In recent weeks, China’s economic policymaking has been inconsistent and slightly unpredictable. For example, draft rules on video games suddenly vanished from the regulator’s website a month after they were published. The regulations, which aimed to caution against “irrational consumption behavior” in video games, caused a significant drop in the shares of tech companies like Tencent.
Following this, China’s central bank governor, Pan Gongsheng, held a press conference and announced an unexpected cut in reserve requirements for banks. This was an attempt to stabilize the market after the bank had failed to cut interest rates earlier in the month.
The government’s concessions to market sentiment have not been very effective. Data on January 31st showed a slowdown in construction and ongoing declines in manufacturing prices. As a result, China’s stock markets continued to fall, erasing the gains made after Mr. Pan’s announcement.
China’s inconsistency in policy decisions has proven to be costly. For instance, the central government has ordered 12 provinces and cities to halt infrastructure projects, making it challenging for the government to provide the fiscal easing needed to restore confidence and spur growth.

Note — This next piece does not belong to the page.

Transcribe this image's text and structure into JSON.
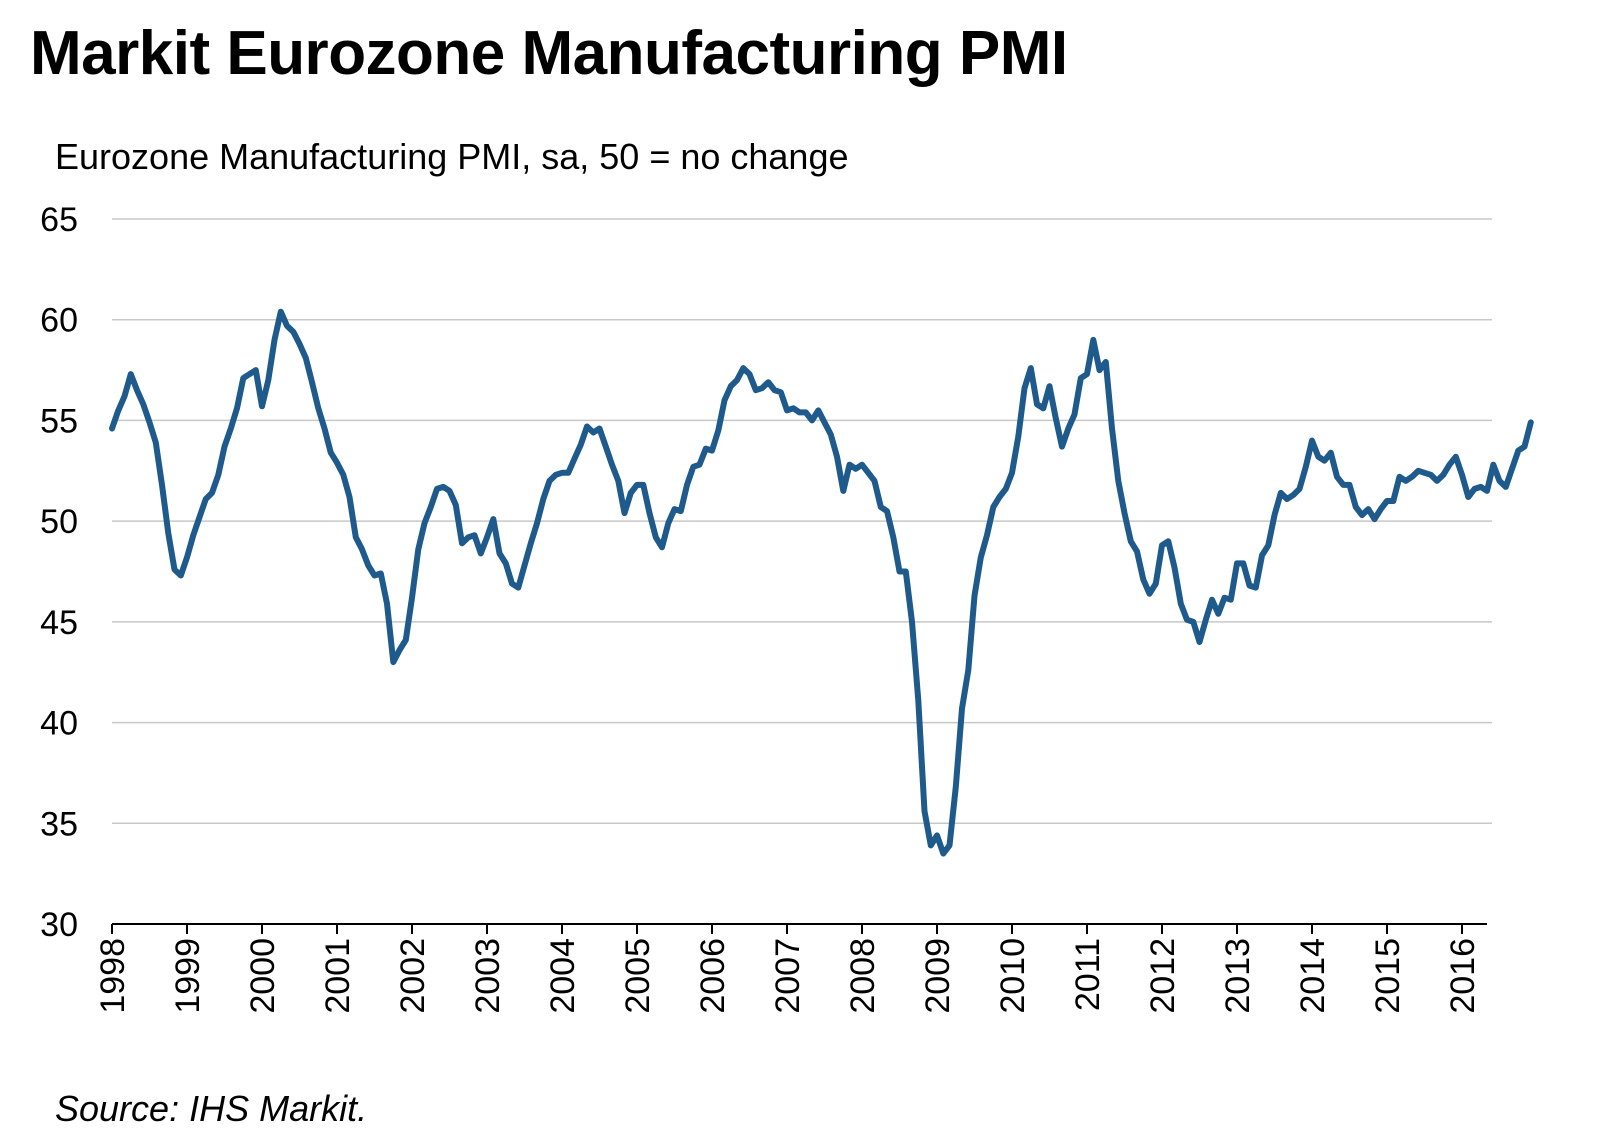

China is currently facing a period of “de facto fiscal austerity,” as borrowing has failed to offset tighter local-government borrowing. This, combined with a property slump, has led to a slowdown in China’s nominal growth and a decline in the GDP deflator.
The stock market’s weakness reflects the economic challenges facing China. There is also uncertainty about how the government will respond. The fear of more regulations if the market rebounds makes a recovery less likely, and doubts persist about the government’s willingness to rescue the property market.
It is crucial for the government to provide fiscal stimulus and maintain a stable stock market to restore confidence among consumers, homebuyers, and entrepreneurs. However, the government’s slow response and reluctance to spend the allocated funds have failed to impress investors.
The confidence of consumers, homebuyers, and entrepreneurs is vital to China’s recovery, and it is crucial for the government to take decisive actions to stabilize the economy and instill confidence.
While China’s economic policy makers have stressed the importance of a stable stock market, their words alone have not been sufficient to impress investors, and there is a need for more concrete actions to address the economic challenges facing the country.